When you get antibiotics for a bad cough or a skin infection, you expect the pills to work. Yet more germs are learning how to dodge those drugs, turning once routine cases into real medical headaches.
So where will the next line of defense come from? A new study suggests that part of the answer may be crawling through our lawns and kitchens: common ants. Researchers in the United States have found that several backyard species produce a mix of germ-killing chemicals, some of which can knock out a dangerous hospital fungus called Candida auris.
How ants built their own immune system
Ant colonies pack thousands of insects into tight nests, where food, soil, and bodies all mix together. That crowded life brings big benefits, but it also makes infections easy to spread, so social insects have evolved “social immunity” with special glands that coat bodies and nestmates in antimicrobial substances.
By testing how ant extracts affected different microbes, the team found signs of several distinct chemical families rather than one simple antibiotic. Over millions of years, that variety may have helped ant defenses stay effective while human drugs often start failing after just a few decades. The study was led by entomologist Clint Penick with collaborators Mary K. Chon and Darmon Kahvazadeh, supported by the Alabama Agricultural Experiment Station and described in a press release from Auburn University College of Agriculture.
Inside the ants’ chemical toolkit
For this project, the researchers focused on six ant species that are easy to find in the southeastern United States, including familiar backyard and campus pests such as fire ants. They prepared different extracts from each species using solvents that pull out either water-loving or oil-loving molecules, a simple way to separate groups of compounds with different properties.
Each extract was then tested against three broad categories of germs: Gram-positive bacteria, Gram-negative bacteria, and a fungal pathogen. The ants showed antimicrobial activity in both water-based and oil-based extracts, a result that supports the idea that they rely on several types of chemicals rather than a single wonder drug, a sort of natural “medicine cabinet” with different options on the shelf.
A new angle on hospital superbugs
The second big question was whether ants make targeted weapons for specific microbes instead of broad attacks. Lab tests showed that some ant extracts worked better against fungi and others worked better against Gram-positive or Gram-negative bacteria, pointing to compounds tuned to particular enemies and hinting at a more precise strategy.

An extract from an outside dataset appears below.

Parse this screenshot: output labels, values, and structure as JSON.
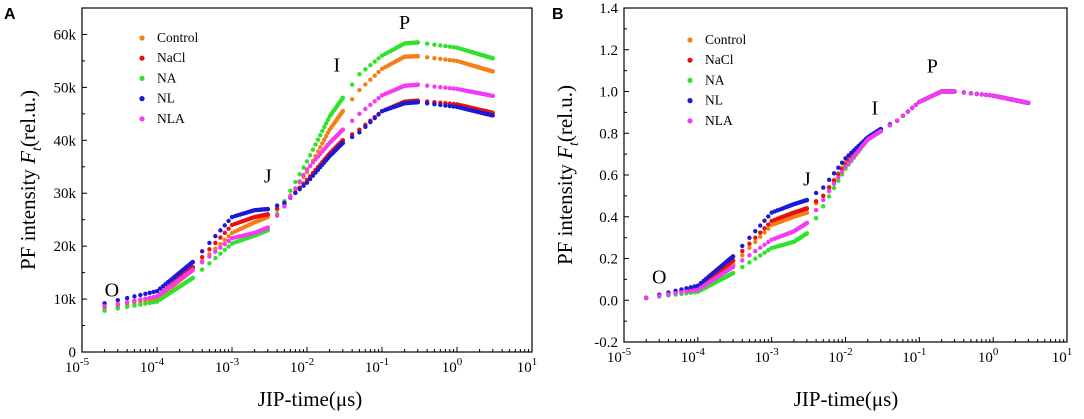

One result stood out. In lab dishes, extracts from nearly all of the ant species tested were able to kill Candida auris, an emerging yeast that spreads easily among very sick patients in hospitals and often resists several antifungal drugs. According to CDC information on Candida auris, this pathogen can cause severe bloodstream and wound infections with high death rates, which explains why public health agencies treat it as a serious threat.
What this could mean for future antibiotics
Finding natural compounds that can hit such a tough hospital pathogen does not mean a new medicine is ready to prescribe. The ant extracts were tested only in controlled lab conditions, and any future drug would need years of development and safety checks before reaching patients. A recent public health report on Candida auris stressed how difficult it is to control outbreaks in health care facilities, which shows how high the bar will be for any new treatment.
Even so, the work offers a fresh way to think about antibiotics. Ants seem to fight disease with two linked strategies, combining a diverse mix of chemicals with compounds aimed at specific threats, and studying that system could help scientists design new drugs and smarter rules for how we use existing ones.
For families, the payoff might someday be felt in everyday moments, like a loved one leaving the hospital without a lingering fear of a drug-resistant infection, which is why Penick says ants “might hold the key to using these powerful drugs more wisely”.
The main study has been published in the Biological Journal of the Linnean Society under the title “Dual strategies in ant antimicrobial defences: evidence for chemical diversity and microbial specificity”.